PayPal consente agli account business di eseguire transazioni in stablecoin anche tramite Venmo, l’app di pagamento per dispositivi mobili controllata da PayPal, in modo da permettere agli utenti di comprare, detenere e trasferire PYUSD (la stablecoin PayPal). In circa un anno, l’offerta circolante di PYUSD ha già superato i 500 milioni di dollari.
Anche Revolut, nel frattempo, ha lasciato intendere il lancio della propria stablecoin. Su un altro fronte Robinhood, i cui ricavi sono già in gran parte trainati dagli scambi di criptovalute, ha creato un consorzio insieme con società esperte nell’offerta di servizi cripto negli Stati Uniti, come Galaxy e Kraken, per il lancio di un’iniziativa chiamata Global Dollar Network, che prevede anche l’emissione di una nuova stablecoin.
Visa, invece, per le sue transazioni in stablecoin si avvale di Solana ed Ethereum, sfruttando queste piattaforme sia per la velocità che per i costi minori rispetto ai sistemi bancari tradizionali.
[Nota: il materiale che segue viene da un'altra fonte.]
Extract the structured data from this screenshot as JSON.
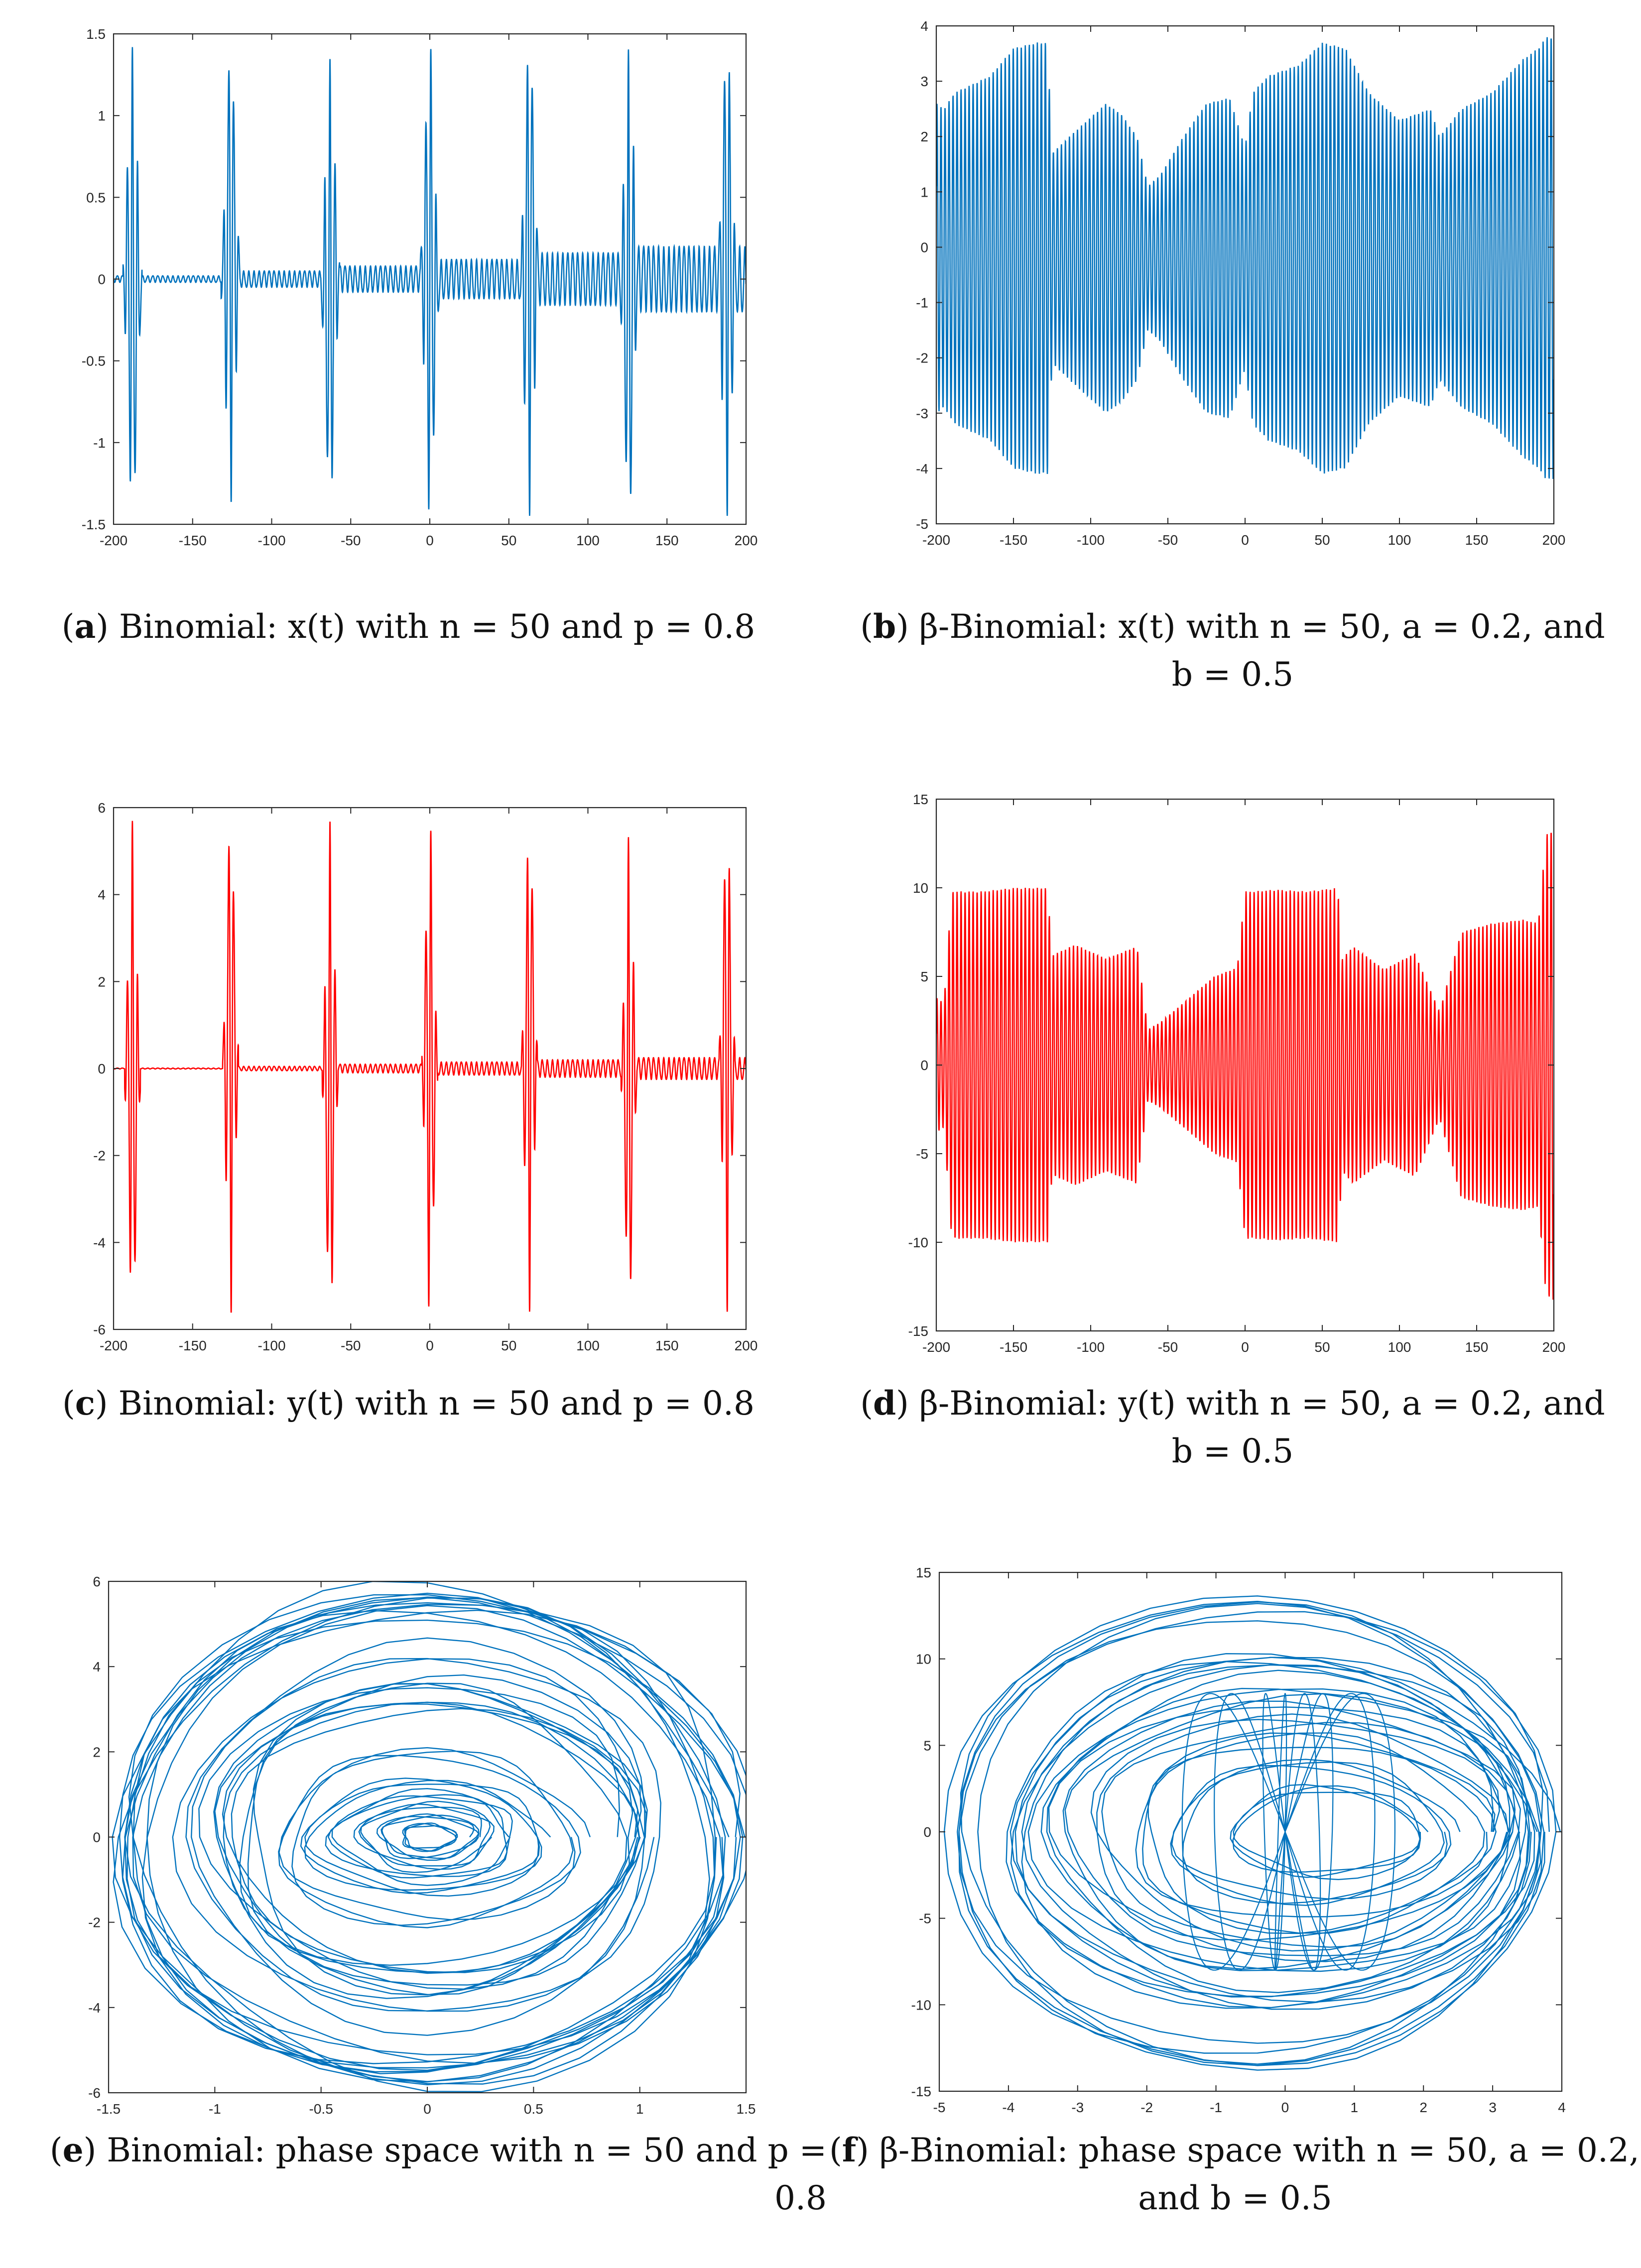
{
  "figure": {
    "panels": [
      {
        "id": "a",
        "letter": "a",
        "caption_line1": " Binomial: x(t) with n = 50 and p = 0.8",
        "caption_line2": ""
      },
      {
        "id": "b",
        "letter": "b",
        "caption_line1": " β-Binomial: x(t) with n = 50, a = 0.2, and",
        "caption_line2": "b = 0.5"
      },
      {
        "id": "c",
        "letter": "c",
        "caption_line1": " Binomial: y(t) with n = 50 and p = 0.8",
        "caption_line2": ""
      },
      {
        "id": "d",
        "letter": "d",
        "caption_line1": " β-Binomial: y(t) with n = 50, a = 0.2, and",
        "caption_line2": "b = 0.5"
      },
      {
        "id": "e",
        "letter": "e",
        "caption_line1": " Binomial: phase space with n = 50 and p = 0.8",
        "caption_line2": ""
      },
      {
        "id": "f",
        "letter": "f",
        "caption_line1": " β-Binomial: phase space with n = 50, a = 0.2,",
        "caption_line2": "and b = 0.5"
      }
    ]
  },
  "colors": {
    "blue": "#0072BD",
    "red": "#FF0000",
    "axis": "#262626"
  },
  "chart_data": [
    {
      "id": "a",
      "type": "line",
      "title": "",
      "xlabel": "",
      "ylabel": "",
      "xlim": [
        -200,
        200
      ],
      "ylim": [
        -1.5,
        1.5
      ],
      "xticks": [
        -200,
        -150,
        -100,
        -50,
        0,
        50,
        100,
        150,
        200
      ],
      "xtick_labels": [
        "-200",
        "-150",
        "-100",
        "-50",
        "0",
        "50",
        "100",
        "150",
        "200"
      ],
      "yticks": [
        -1.5,
        -1,
        -0.5,
        0,
        0.5,
        1,
        1.5
      ],
      "ytick_labels": [
        "-1.5",
        "-1",
        "-0.5",
        "0",
        "0.5",
        "1",
        "1.5"
      ],
      "color": "blue",
      "grid": false,
      "series": [
        {
          "name": "x(t)",
          "model": "bursts",
          "burst_centers": [
            -188,
            -126,
            -63,
            0,
            63,
            126,
            188
          ],
          "burst_amplitudes": [
            1.42,
            1.38,
            1.35,
            1.45,
            1.45,
            1.42,
            1.45
          ],
          "burst_halfwidth": 6,
          "between_amplitudes": [
            0.02,
            0.05,
            0.08,
            0.12,
            0.16,
            0.2
          ],
          "oscillation_period": 3.2
        }
      ]
    },
    {
      "id": "b",
      "type": "line",
      "title": "",
      "xlabel": "",
      "ylabel": "",
      "xlim": [
        -200,
        200
      ],
      "ylim": [
        -5,
        4
      ],
      "xticks": [
        -200,
        -150,
        -100,
        -50,
        0,
        50,
        100,
        150,
        200
      ],
      "xtick_labels": [
        "-200",
        "-150",
        "-100",
        "-50",
        "0",
        "50",
        "100",
        "150",
        "200"
      ],
      "yticks": [
        -5,
        -4,
        -3,
        -2,
        -1,
        0,
        1,
        2,
        3,
        4
      ],
      "ytick_labels": [
        "-5",
        "-4",
        "-3",
        "-2",
        "-1",
        "0",
        "1",
        "2",
        "3",
        "4"
      ],
      "color": "blue",
      "grid": false,
      "series": [
        {
          "name": "x(t)",
          "model": "envelope",
          "envelope_t": [
            -200,
            -195,
            -188,
            -165,
            -150,
            -135,
            -128,
            -125,
            -110,
            -90,
            -80,
            -70,
            -63,
            -55,
            -40,
            -25,
            -10,
            0,
            5,
            15,
            35,
            50,
            65,
            80,
            100,
            120,
            126,
            140,
            160,
            180,
            190,
            195,
            200
          ],
          "envelope_a": [
            2.8,
            2.7,
            3.0,
            3.3,
            3.8,
            3.9,
            3.9,
            1.9,
            2.3,
            2.8,
            2.6,
            2.2,
            1.3,
            1.5,
            2.2,
            2.8,
            2.9,
            2.0,
            3.0,
            3.3,
            3.5,
            3.9,
            3.8,
            3.0,
            2.5,
            2.7,
            2.2,
            2.7,
            3.0,
            3.6,
            3.8,
            4.0,
            4.0
          ],
          "oscillation_period": 2.6,
          "offset": -0.2
        }
      ]
    },
    {
      "id": "c",
      "type": "line",
      "title": "",
      "xlabel": "",
      "ylabel": "",
      "xlim": [
        -200,
        200
      ],
      "ylim": [
        -6,
        6
      ],
      "xticks": [
        -200,
        -150,
        -100,
        -50,
        0,
        50,
        100,
        150,
        200
      ],
      "xtick_labels": [
        "-200",
        "-150",
        "-100",
        "-50",
        "0",
        "50",
        "100",
        "150",
        "200"
      ],
      "yticks": [
        -6,
        -4,
        -2,
        0,
        2,
        4,
        6
      ],
      "ytick_labels": [
        "-6",
        "-4",
        "-2",
        "0",
        "2",
        "4",
        "6"
      ],
      "color": "red",
      "grid": false,
      "series": [
        {
          "name": "y(t)",
          "model": "bursts",
          "burst_centers": [
            -188,
            -126,
            -63,
            0,
            63,
            126,
            188
          ],
          "burst_amplitudes": [
            5.7,
            5.7,
            5.7,
            5.7,
            5.6,
            5.4,
            5.6
          ],
          "burst_halfwidth": 5,
          "between_amplitudes": [
            0.01,
            0.05,
            0.1,
            0.15,
            0.2,
            0.25
          ],
          "oscillation_period": 3.2
        }
      ]
    },
    {
      "id": "d",
      "type": "line",
      "title": "",
      "xlabel": "",
      "ylabel": "",
      "xlim": [
        -200,
        200
      ],
      "ylim": [
        -15,
        15
      ],
      "xticks": [
        -200,
        -150,
        -100,
        -50,
        0,
        50,
        100,
        150,
        200
      ],
      "xtick_labels": [
        "-200",
        "-150",
        "-100",
        "-50",
        "0",
        "50",
        "100",
        "150",
        "200"
      ],
      "yticks": [
        -15,
        -10,
        -5,
        0,
        5,
        10,
        15
      ],
      "ytick_labels": [
        "-15",
        "-10",
        "-5",
        "0",
        "5",
        "10",
        "15"
      ],
      "color": "red",
      "grid": false,
      "series": [
        {
          "name": "y(t)",
          "model": "envelope",
          "envelope_t": [
            -200,
            -195,
            -190,
            -170,
            -150,
            -130,
            -128,
            -125,
            -110,
            -90,
            -70,
            -63,
            -55,
            -40,
            -20,
            -5,
            0,
            5,
            20,
            40,
            60,
            63,
            70,
            90,
            110,
            126,
            140,
            160,
            180,
            190,
            195,
            200
          ],
          "envelope_a": [
            3.8,
            3.5,
            9.8,
            9.8,
            10.0,
            10.0,
            10.0,
            6.2,
            6.8,
            6.0,
            6.7,
            2.0,
            2.4,
            3.5,
            5.0,
            5.5,
            9.8,
            9.8,
            9.9,
            9.8,
            10.0,
            6.0,
            6.7,
            5.4,
            6.3,
            3.0,
            7.5,
            8.0,
            8.2,
            8.0,
            13.0,
            13.3
          ],
          "oscillation_period": 2.6,
          "offset": 0
        }
      ]
    },
    {
      "id": "e",
      "type": "line",
      "title": "",
      "xlabel": "",
      "ylabel": "",
      "xlim": [
        -1.5,
        1.5
      ],
      "ylim": [
        -6,
        6
      ],
      "xticks": [
        -1.5,
        -1,
        -0.5,
        0,
        0.5,
        1,
        1.5
      ],
      "xtick_labels": [
        "-1.5",
        "-1",
        "-0.5",
        "0",
        "0.5",
        "1",
        "1.5"
      ],
      "yticks": [
        -6,
        -4,
        -2,
        0,
        2,
        4,
        6
      ],
      "ytick_labels": [
        "-6",
        "-4",
        "-2",
        "0",
        "2",
        "4",
        "6"
      ],
      "color": "blue",
      "grid": false,
      "series": [
        {
          "name": "phase space",
          "model": "loops",
          "loops": [
            [
              1.45,
              5.6,
              0.06,
              0.25
            ],
            [
              1.42,
              5.5,
              0.05,
              0.2
            ],
            [
              1.38,
              5.4,
              0.07,
              0.2
            ],
            [
              1.4,
              5.65,
              0.08,
              0.3
            ],
            [
              1.1,
              4.3,
              0.06,
              0.2
            ],
            [
              1.0,
              3.6,
              0.07,
              0.2
            ],
            [
              0.97,
              3.1,
              0.05,
              0.15
            ],
            [
              0.9,
              3.5,
              0.08,
              0.2
            ],
            [
              0.68,
              2.0,
              0.06,
              0.15
            ],
            [
              0.55,
              1.3,
              0.05,
              0.1
            ],
            [
              0.42,
              1.0,
              0.05,
              0.1
            ],
            [
              0.3,
              0.75,
              0.04,
              0.08
            ],
            [
              0.22,
              0.5,
              0.03,
              0.06
            ],
            [
              0.12,
              0.3,
              0.02,
              0.04
            ]
          ]
        }
      ]
    },
    {
      "id": "f",
      "type": "line",
      "title": "",
      "xlabel": "",
      "ylabel": "",
      "xlim": [
        -5,
        4
      ],
      "ylim": [
        -15,
        15
      ],
      "xticks": [
        -5,
        -4,
        -3,
        -2,
        -1,
        0,
        1,
        2,
        3,
        4
      ],
      "xtick_labels": [
        "-5",
        "-4",
        "-3",
        "-2",
        "-1",
        "0",
        "1",
        "2",
        "3",
        "4"
      ],
      "yticks": [
        -15,
        -10,
        -5,
        0,
        5,
        10,
        15
      ],
      "ytick_labels": [
        "-15",
        "-10",
        "-5",
        "0",
        "5",
        "10",
        "15"
      ],
      "color": "blue",
      "grid": false,
      "series": [
        {
          "name": "phase space",
          "model": "loops",
          "loops": [
            [
              -0.4,
              4.1,
              4.45,
              13.3,
              0.1,
              0.3
            ],
            [
              -0.4,
              4.0,
              4.3,
              13.0,
              0.1,
              0.3
            ],
            [
              -0.2,
              3.9,
              3.7,
              10.0,
              0.15,
              0.4
            ],
            [
              -0.2,
              3.8,
              3.6,
              9.8,
              0.15,
              0.4
            ],
            [
              -0.1,
              3.6,
              3.3,
              8.5,
              0.2,
              0.5
            ],
            [
              0.0,
              3.3,
              3.2,
              7.5,
              0.2,
              0.5
            ],
            [
              0.1,
              3.0,
              2.9,
              6.5,
              0.2,
              0.5
            ],
            [
              0.2,
              2.6,
              2.4,
              5.5,
              0.2,
              0.4
            ],
            [
              0.3,
              2.0,
              1.9,
              4.0,
              0.15,
              0.3
            ],
            [
              0.5,
              1.5,
              1.2,
              2.5,
              0.1,
              0.3
            ]
          ]
        }
      ]
    }
  ]
}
Si tratta di una tipologia d’uso che noi riteniamo particolarmente efficace.
Gli istituti finanziari tradizionali si trovano ad affrontare una sfida esistenziale dovuta al fatto che i sistemi di criptovaluta, grazie alle spese di transazione più basse e alla disintermediazione, stanno contribuendo a una riduzione dei margini nel settore dei servizi finanziari e, contemporaneamente, a un aumento dei volumi. Le imprese che hanno fatto affidamento sulle barriere normative, come le banche e gli ordinanti, alla fine dovranno adeguarsi. Stripe, PayPal, Visa e gli altri leader fintech, ben consapevoli di questo mutamento, si stanno adattando alla situazione.
L’infrastruttura di stablecoin non tarderà a stravolgere i servizi bancari nel settore dei pagamenti
Nei mercati emergenti, dove le valute locali sono spesso soggette a inflazione e volatilità, la richiesta di dollari statunitensi è costante. Le stablecoin (criptovalute ancorate a un’attività stabile come il dollaro) offrono un’unica soluzione a tutti questi problemi. Per gli utenti di tutto il mondo, in particolare delle regioni con controlli sul capitale e vigilanza finanziaria, le stablecoin fanno da ponte per accedere al dollaro senza i consueti ostacoli e limitazioni associati ai conti esteri in dollari.
Ora come ora riteniamo che l’acquisizione da parte di Stripe sia parte di un fenomeno più vasto che potrebbe rendere le stablecoin un punto di riferimento nei pagamenti internazionali e, al contempo, creare condizioni favorevoli alla crescita di Bitcoin (per maggiori informazioni sulle ripercussioni delle stablecoin su Bitcoin clicca qui).
Condividiamo l’opinione di Nic Carter secondo cui le applicazioni fintech esistenti o in fase di sviluppo preferiranno sfruttare l’infrastruttura stablecoin rispetto ai sistemi bancari tradizionali. Inoltre gli utenti preferiscono detenere e scambiare stablecoin tramite piattaforme fintech, che sono solite offrire conti con rendimenti maggiori e interfacce più intuitive. Stiamo già assistendo a questo fenomeno nei mercati emergenti, e non pensiamo che si tratti di casi isolati.
Guardando al futuro, le stablecoin continueranno a esercitare una pressione competitiva nei confronti delle banche centrali che offrono monete scadenti. Presto lo faranno anche nei confronti dei sistemi bancari tradizionali a cui si rivolgono utenti e imprese, in particolar modo le fintech. In un futuro ancora più remoto potrebbero rappresentare una minaccia per la maggior parte delle valute fiat mondiali. In altre parole, la parabola delle stablecoin è solo agli inizi.